Gefahren durch Nitrat in Gewächshaus-Radieschen:
Frühe Radieschen, die in Gewächshäusern mit großen Mengen an Dünger gezogen werden, weisen oft eine erhöhte Nitratkonzentration auf. Diese Substanzen können in zu hoher Konzentration Übelkeit, Kopfschmerzen, Appetitlosigkeit und bei Kindern sogar Kreislaufprobleme verursachen. Seien Sie besonders vorsichtig, wenn das Radieschen eine sehr helle Farbe und einen bitteren Geschmack hat – dies kann ein Hinweis auf einen hohen Nitratgehalt sein.
Magenprobleme
: Rettich reizt die Magenschleimhaut. Er sollte nicht auf nüchternen Magen oder in großen Mengen verzehrt werden, da dies zu Blähungen, Sodbrennen und bei Menschen mit chronischen Magen-Darm-Erkrankungen sogar zu einer Verschlimmerung von Gastritis oder Magengeschwüren führen kann.
Auswirkungen auf die Schilddrüse:
Rettich enthält Substanzen, die die Jodaufnahme im Körper beeinträchtigen können. Dies ist besonders gefährlich für Menschen mit Schilddrüsenunterfunktion oder anderen Schilddrüsenerkrankungen. In solchen Fällen raten Ärzte, den Verzehr von Rettich einzuschränken oder ihn zu erhitzen – beispielsweise durch Backen oder Schmoren.

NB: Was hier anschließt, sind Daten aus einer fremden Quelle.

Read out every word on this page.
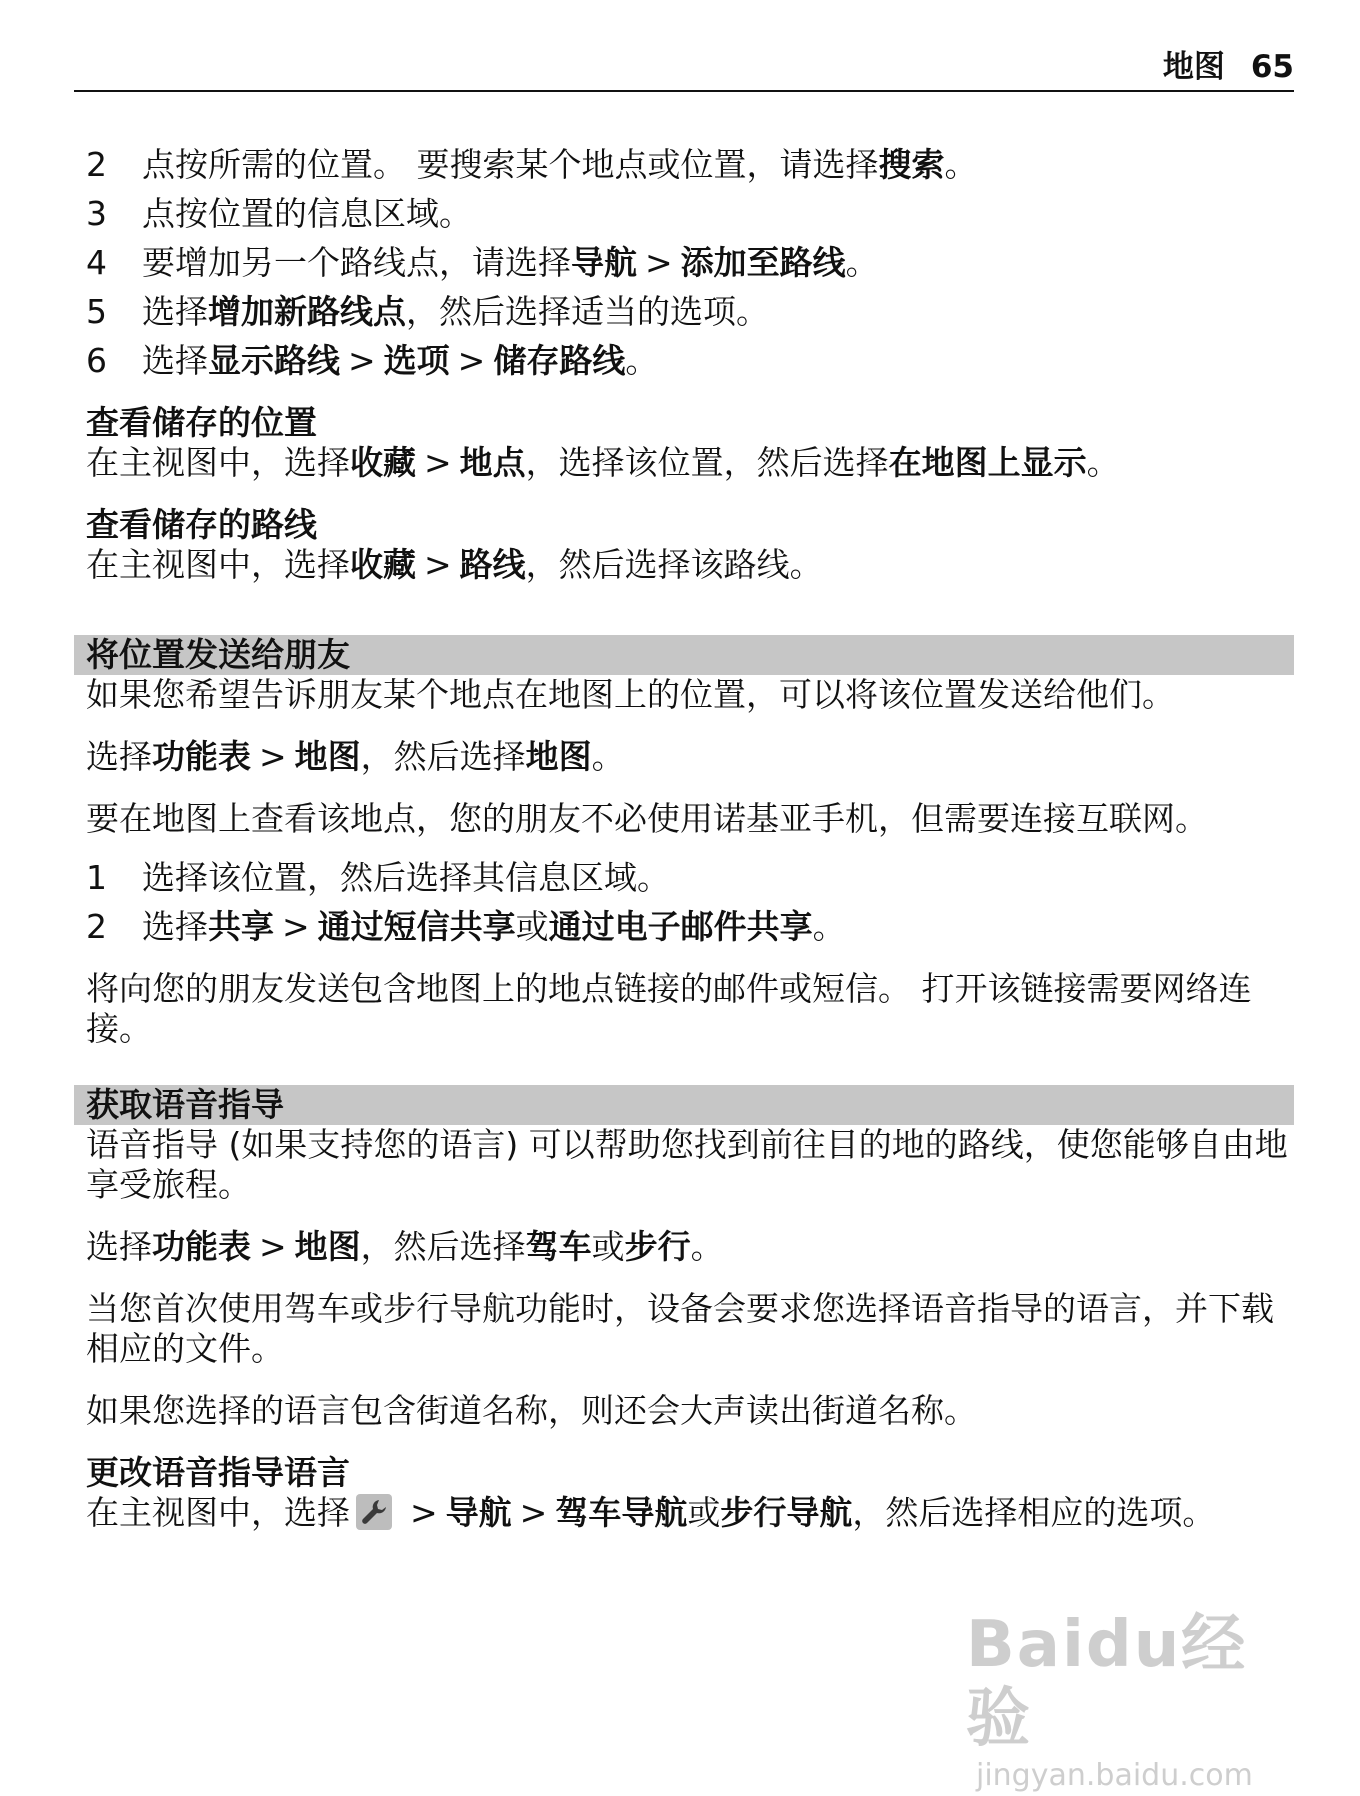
地图 65
2	点按所需的位置。 要搜索某个地点或位置，请选择搜索。
3	点按位置的信息区域。
4	要增加另一个路线点，请选择导航 > 添加至路线。
5	选择增加新路线点，然后选择适当的选项。
6	选择显示路线 > 选项 > 储存路线。

查看储存的位置

在主视图中，选择收藏 > 地点，选择该位置，然后选择在地图上显示。

查看储存的路线

在主视图中，选择收藏 > 路线，然后选择该路线。

将位置发送给朋友

如果您希望告诉朋友某个地点在地图上的位置，可以将该位置发送给他们。

选择功能表 > 地图，然后选择地图。

要在地图上查看该地点，您的朋友不必使用诺基亚手机，但需要连接互联网。

1	选择该位置，然后选择其信息区域。
2	选择共享 > 通过短信共享或通过电子邮件共享。

将向您的朋友发送包含地图上的地点链接的邮件或短信。 打开该链接需要网络连接。

获取语音指导

语音指导 (如果支持您的语言) 可以帮助您找到前往目的地的路线，使您能够自由地享受旅程。

选择功能表 > 地图，然后选择驾车或步行。

当您首次使用驾车或步行导航功能时，设备会要求您选择语音指导的语言，并下载相应的文件。

如果您选择的语言包含街道名称，则还会大声读出街道名称。

更改语音指导语言

在主视图中，选择 > 导航 > 驾车导航或步行导航，然后选择相应的选项。

Baidu经验
jingyan.baidu.com
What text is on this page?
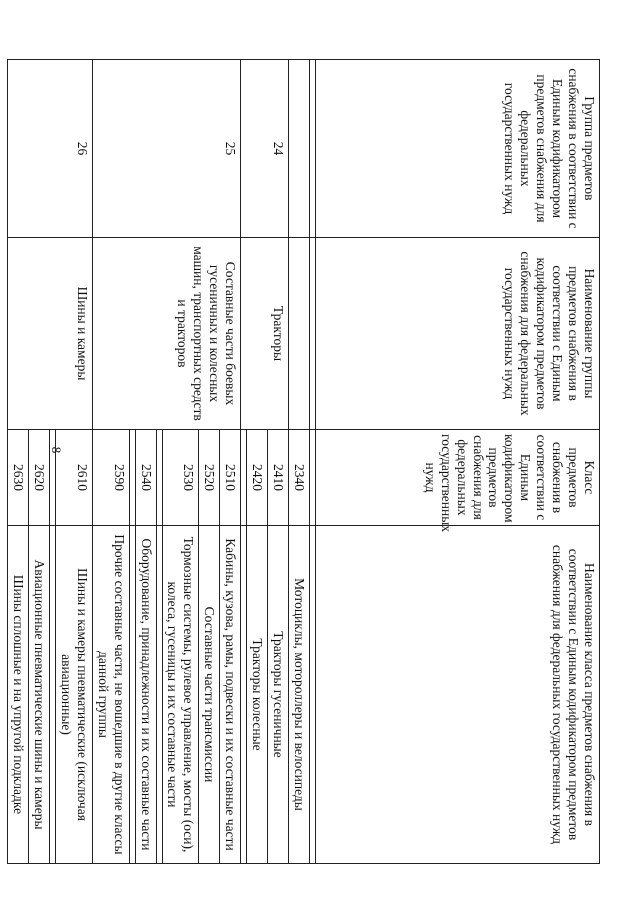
8
Группа предметов снабжения в соответствии с Единым кодификатором предметов снабжения для федеральных государственных нужд	Наименование группы предметов снабжения в соответствии с Единым кодификатором предметов снабжения для федеральных государственных нужд	Класс предметов снабжения в соответствии с Единым кодификатором предметов снабжения для федеральных государственных нужд	Наименование класса предметов снабжения в соответствии с Единым кодификатором предметов снабжения для федеральных государственных нужд

		2340	Мотоциклы, мотороллеры и велосипеды
24	Тракторы	2410	Тракторы гусеничные
		2420	Тракторы колесные

25	Составные части боевых гусеничных и колесных машин, транспортных средств и тракторов	2510	Кабины, кузова, рамы, подвески и их составные части
		2520	Составные части трансмиссии
		2530	Тормозные системы, рулевое управление, мосты (оси), колеса, гусеницы и их составные части

		2540	Оборудование, принадлежности и их составные части

		2590	Прочие составные части, не вошедшие в другие классы данной группы
26	Шины и камеры	2610	Шины и камеры пневматические (исключая авиационные)

		2620	Авиационные пневматические шины и камеры
		2630	Шины сплошные и на упругой подкладке
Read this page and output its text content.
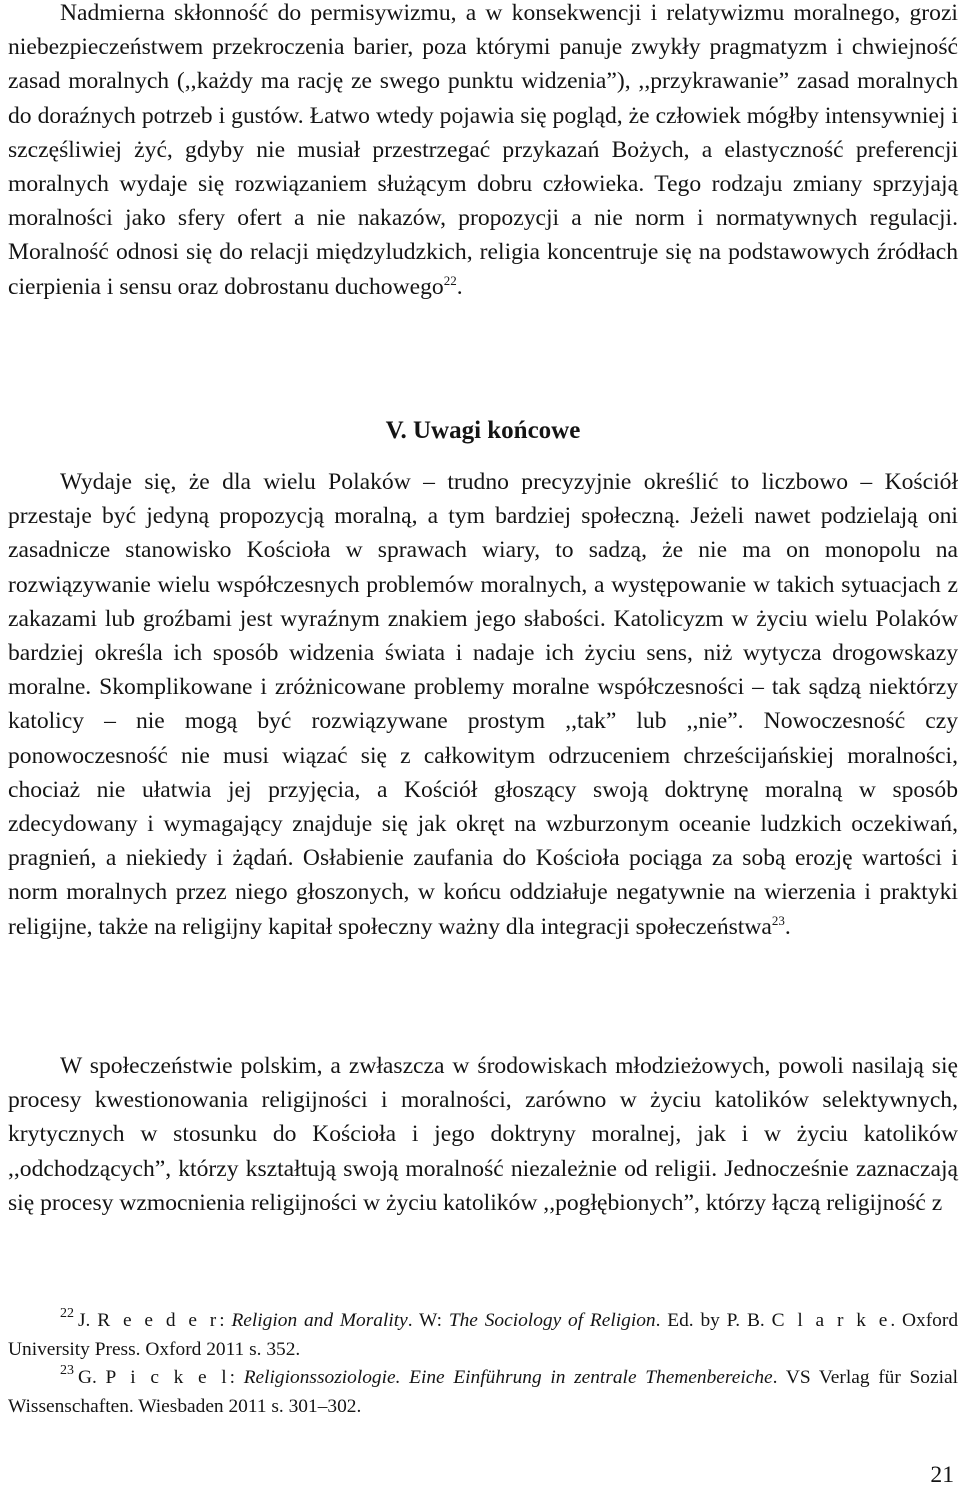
Nadmierna skłonność do permisywizmu, a w konsekwencji i relatywizmu moralnego, grozi niebezpieczeństwem przekroczenia barier, poza którymi panuje zwykły pragmatyzm i chwiejność zasad moralnych (,,każdy ma rację ze swego punktu widzenia”), ,,przykrawanie” zasad moralnych do doraźnych potrzeb i gustów. Łatwo wtedy pojawia się pogląd, że człowiek mógłby intensywniej i szczęśliwiej żyć, gdyby nie musiał przestrzegać przykazań Bożych, a elastyczność preferencji moralnych wydaje się rozwiązaniem służącym dobru człowieka. Tego rodzaju zmiany sprzyjają moralności jako sfery ofert a nie nakazów, propozycji a nie norm i normatywnych regulacji. Moralność odnosi się do relacji międzyludzkich, religia koncentruje się na podstawowych źródłach cierpienia i sensu oraz dobrostanu duchowego$^{22}$.

V. Uwagi końcowe

Wydaje się, że dla wielu Polaków – trudno precyzyjnie określić to liczbowo – Kościół przestaje być jedyną propozycją moralną, a tym bardziej społeczną. Jeżeli nawet podzielają oni zasadnicze stanowisko Kościoła w sprawach wiary, to sadzą, że nie ma on monopolu na rozwiązywanie wielu współczesnych problemów moralnych, a występowanie w takich sytuacjach z zakazami lub groźbami jest wyraźnym znakiem jego słabości. Katolicyzm w życiu wielu Polaków bardziej określa ich sposób widzenia świata i nadaje ich życiu sens, niż wytycza drogowskazy moralne. Skomplikowane i zróżnicowane problemy moralne współczesności – tak sądzą niektórzy katolicy – nie mogą być rozwiązywane prostym ,,tak” lub ,,nie”. Nowoczesność czy ponowoczesność nie musi wiązać się z całkowitym odrzuceniem chrześcijańskiej moralności, chociaż nie ułatwia jej przyjęcia, a Kościół głoszący swoją doktrynę moralną w sposób zdecydowany i wymagający znajduje się jak okręt na wzburzonym oceanie ludzkich oczekiwań, pragnień, a niekiedy i żądań. Osłabienie zaufania do Kościoła pociąga za sobą erozję wartości i norm moralnych przez niego głoszonych, w końcu oddziałuje negatywnie na wierzenia i praktyki religijne, także na religijny kapitał społeczny ważny dla integracji społeczeństwa$^{23}$.

W społeczeństwie polskim, a zwłaszcza w środowiskach młodzieżowych, powoli nasilają się procesy kwestionowania religijności i moralności, zarówno w życiu katolików selektywnych, krytycznych w stosunku do Kościoła i jego doktryny moralnej, jak i w życiu katolików ,,odchodzących”, którzy kształtują swoją moralność niezależnie od religii. Jednocześnie zaznaczają się procesy wzmocnienia religijności w życiu katolików ,,pogłębionych”, którzy łączą religijność z

$^{22}$ J. R e e d e r: Religion and Morality. W: The Sociology of Religion. Ed. by P. B. C l a r k e. Oxford University Press. Oxford 2011 s. 352.

$^{23}$ G. P i c k e l: Religionssoziologie. Eine Einführung in zentrale Themenbereiche. VS Verlag für Sozial Wissenschaften. Wiesbaden 2011 s. 301–302.

21
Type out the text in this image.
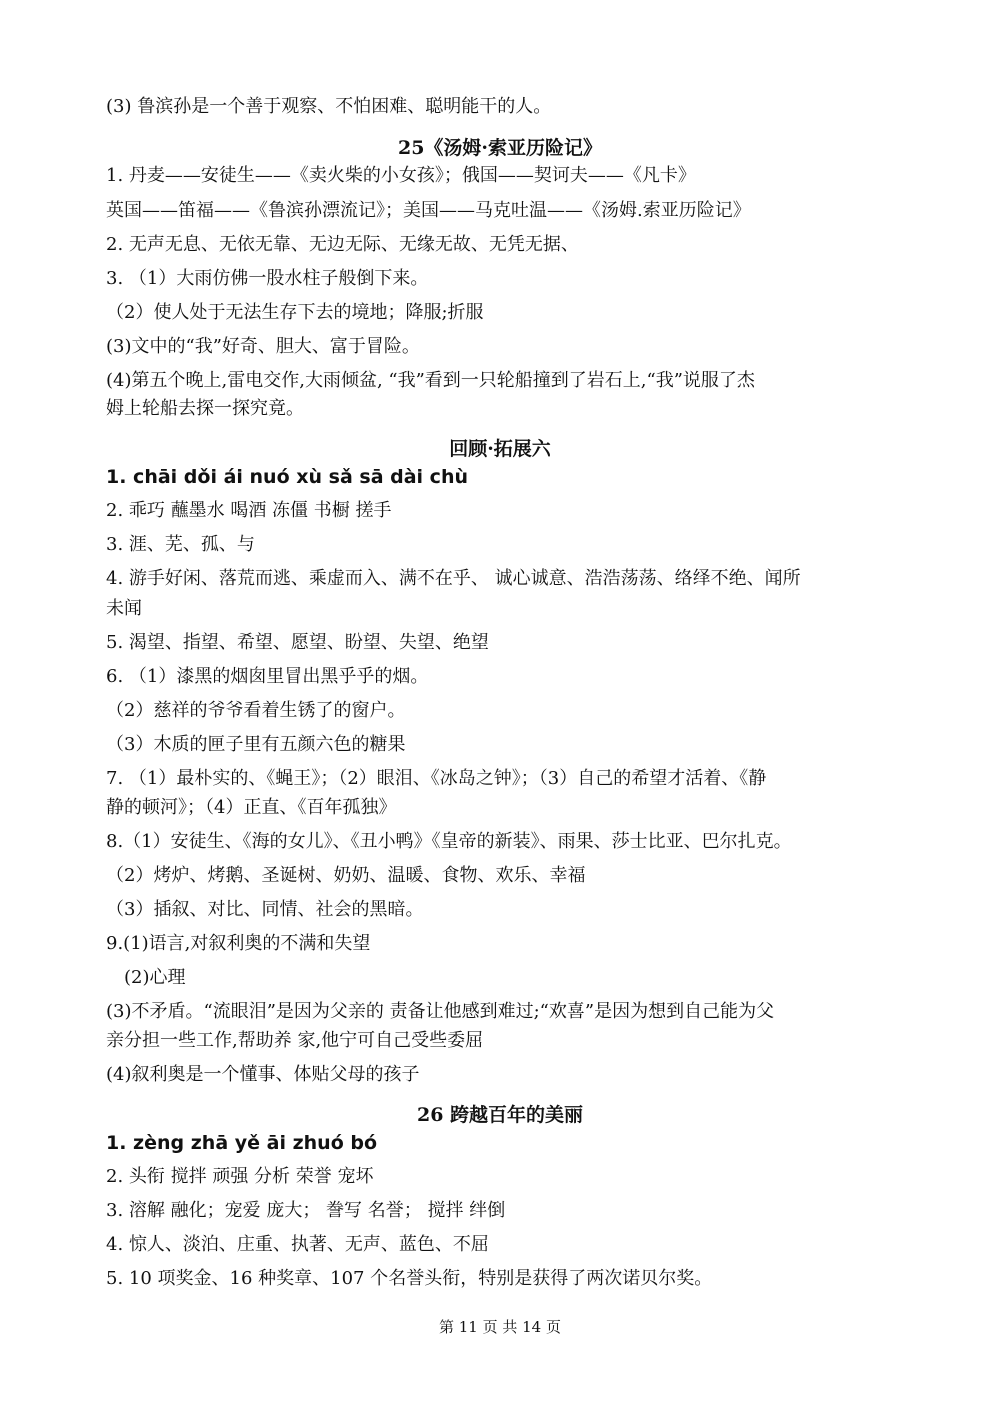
(3) 鲁滨孙是一个善于观察、不怕困难、聪明能干的人。
25《汤姆·索亚历险记》
1. 丹麦——安徒生——《卖火柴的小女孩》；俄国——契诃夫——《凡卡》
英国——笛福——《鲁滨孙漂流记》；美国——马克吐温——《汤姆.索亚历险记》
2. 无声无息、无依无靠、无边无际、无缘无故、无凭无据、
3. （1）大雨仿佛一股水柱子般倒下来。
（2）使人处于无法生存下去的境地；降服;折服
(3)文中的“我”好奇、胆大、富于冒险。
(4)第五个晚上,雷电交作,大雨倾盆, “我”看到一只轮船撞到了岩石上,“我”说服了杰
姆上轮船去探一探究竟。
回顾·拓展六
1. chāi dǒi ái nuó xù sǎ sā dài chù
2. 乖巧 蘸墨水 喝酒 冻僵 书橱 搓手
3. 涯、芜、孤、与
4. 游手好闲、落荒而逃、乘虚而入、满不在乎、 诚心诚意、浩浩荡荡、络绎不绝、闻所
未闻
5. 渴望、指望、希望、愿望、盼望、失望、绝望
6. （1）漆黑的烟囱里冒出黑乎乎的烟。
（2）慈祥的爷爷看着生锈了的窗户。
（3）木质的匣子里有五颜六色的糖果
7. （1）最朴实的、《蝇王》；（2）眼泪、《冰岛之钟》；（3）自己的希望才活着、《静
静的顿河》；（4）正直、《百年孤独》
8.（1）安徒生、《海的女儿》、《丑小鸭》《皇帝的新装》、雨果、莎士比亚、巴尔扎克。
（2）烤炉、烤鹅、圣诞树、奶奶、温暖、食物、欢乐、幸福
（3）插叙、对比、同情、社会的黑暗。
9.(1)语言,对叙利奥的不满和失望
(2)心理
(3)不矛盾。“流眼泪”是因为父亲的 责备让他感到难过;“欢喜”是因为想到自己能为父
亲分担一些工作,帮助养 家,他宁可自己受些委屈
(4)叙利奥是一个懂事、体贴父母的孩子
26 跨越百年的美丽
1. zèng zhā yě āi zhuó bó
2. 头衔 搅拌 顽强 分析 荣誉 宠坏
3. 溶解 融化；宠爱 庞大； 誊写 名誉； 搅拌 绊倒
4. 惊人、淡泊、庄重、执著、无声、蓝色、不屈
5. 10 项奖金、16 种奖章、107 个名誉头衔，特别是获得了两次诺贝尔奖。
第 11 页 共 14 页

Wie viel Radieschen kann man unbedenklich essen?
Die optimale Dosis für einen gesunden Erwachsenen liegt bei maximal 5–7 Radieschen pro Tag im Salat. Für Kinder unter 3 Jahren sind Radieschen aufgrund des Risikos von Magenreizungen und einer möglichen Nitratbelastung nicht empfehlenswert.
Trotz ihrer Frische und ihrer gesundheitlichen Vorteile sollten Radieschen mit Vorsicht verzehrt werden, wobei auf Qualität und Menge zu achten ist.